By Caryn James | James on Screens January 19, 2011 at 5:45AM
As you read about the festival, with its crowds and frigid weather, you can console yourself by thinking that you're snug and (relatively) warm at home. But inevitably a little Sundance-envy creeps in. Luckily, you can have best of both because there are more ways than ever to experience the festival and even some of this year's films at home.
Five new films will begin on–demand runs on television the same day they premiere at the festival. The films, available through the VOD label Sundance Selects, include a couple of the most anticipated, like Gregg Araki’s Kaboom, which combines themes of sexual identity with a conspiracy-theory plot, and Joe Swanberg’s Uncle Kent, about a 40-year-old single man whose on-line friendship with a woman explodes when she turns up at his house. Both begin on Jan. 21st.

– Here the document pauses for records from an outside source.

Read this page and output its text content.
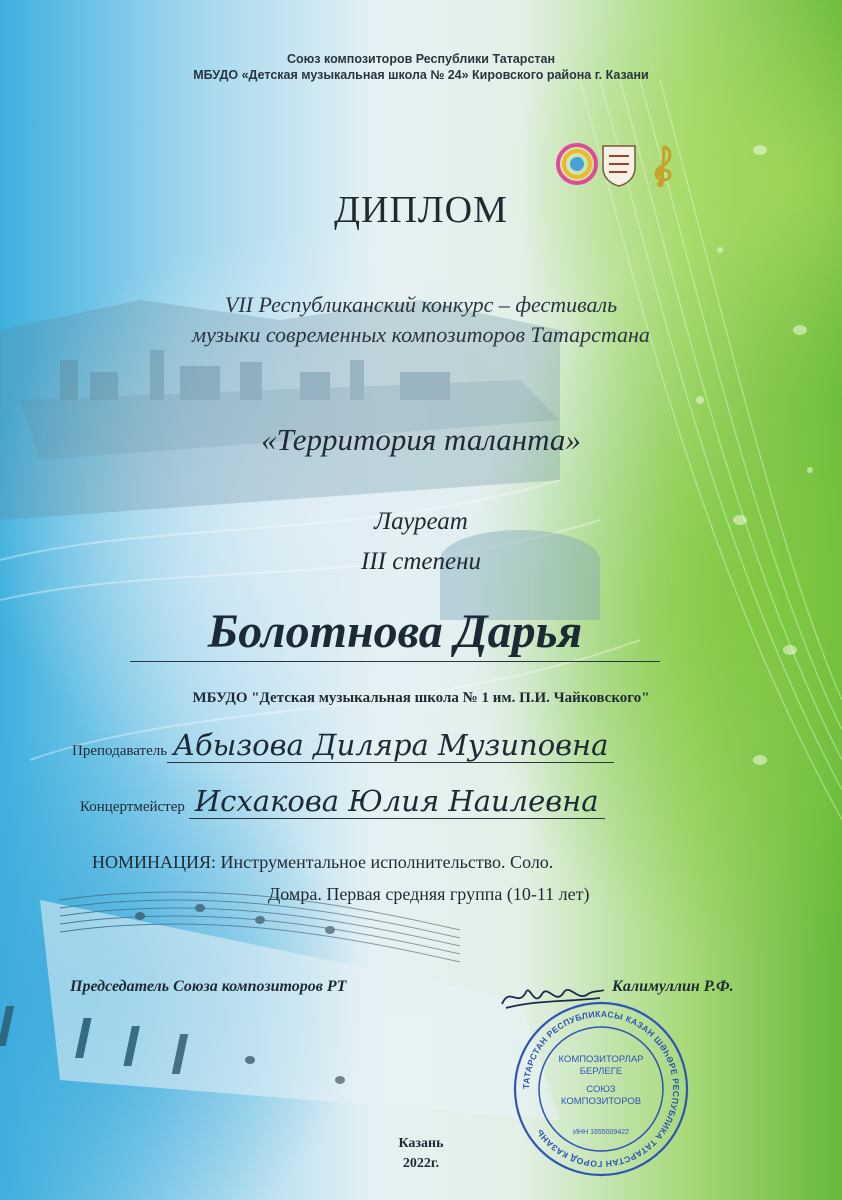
Союз композиторов Республики Татарстан
МБУДО «Детская музыкальная школа № 24» Кировского района г. Казани
ДИПЛОМ
VII Республиканский конкурс – фестиваль
музыки современных композиторов Татарстана
«Территория таланта»
Лауреат
III степени
Болотнова Дарья
МБУДО "Детская музыкальная школа № 1 им. П.И. Чайковского"
Преподаватель Абызова Диляра Музиповна
Концертмейстер Исхакова Юлия Наилевна
НОМИНАЦИЯ: Инструментальное исполнительство. Соло.
Домра. Первая средняя группа (10-11 лет)
Председатель Союза композиторов РТ	Калимуллин Р.Ф.
ТАТАРСТАН РЕСПУБЛИКАСЫ КАЗАН ШӘҺӘРЕ РЕСПУБЛИКА ТАТАРСТАН ГОРОД КАЗАНЬ
КОМПОЗИТОРЛАР
БЕРЛЕГЕ
СОЮЗ
КОМПОЗИТОРОВ
ИНН 1655009422
Казань
2022г.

The doc These Amazing Shadows, about the films and meaning of the National Film Registry, begins on Jan 22. (They'll all be available in a special Sundance Film Festival section on the on-demand channels of most major cable systems, including Comcast, Time Warner and Cox.)
Also on the 21st, Sundance Channel will begin, “10 Days of Sundance,” a series of films from previous festivals. The schedule for Jan. 22nd includes a wonderful little 2009 film that deserves more attention: Brief Interviews with Hideous Men, directed by John Krasinski (yes, the actor who plays Jim on The Office) based on the David Foster Wallace book. Here’s a link to the complete schedule. Info about Sundance Channel’s extensive coverage of the festival is here.
I’ll be going out to Park City toward the end of the festival to moderate a panel on the 28th called “The Power of Story: The Big Idea,” with an amazing lineup of people. Director Jason Reitman, playwright and filmmaker Sam Shepard, composer Thomas Newman and editor Jill Bilcock will be there to talk about the creative process and collaboration, how an idea takes shape on film. You can be there too by watching the webcast (details to come when we're closer).
I’m happy to have you join me without leaving home.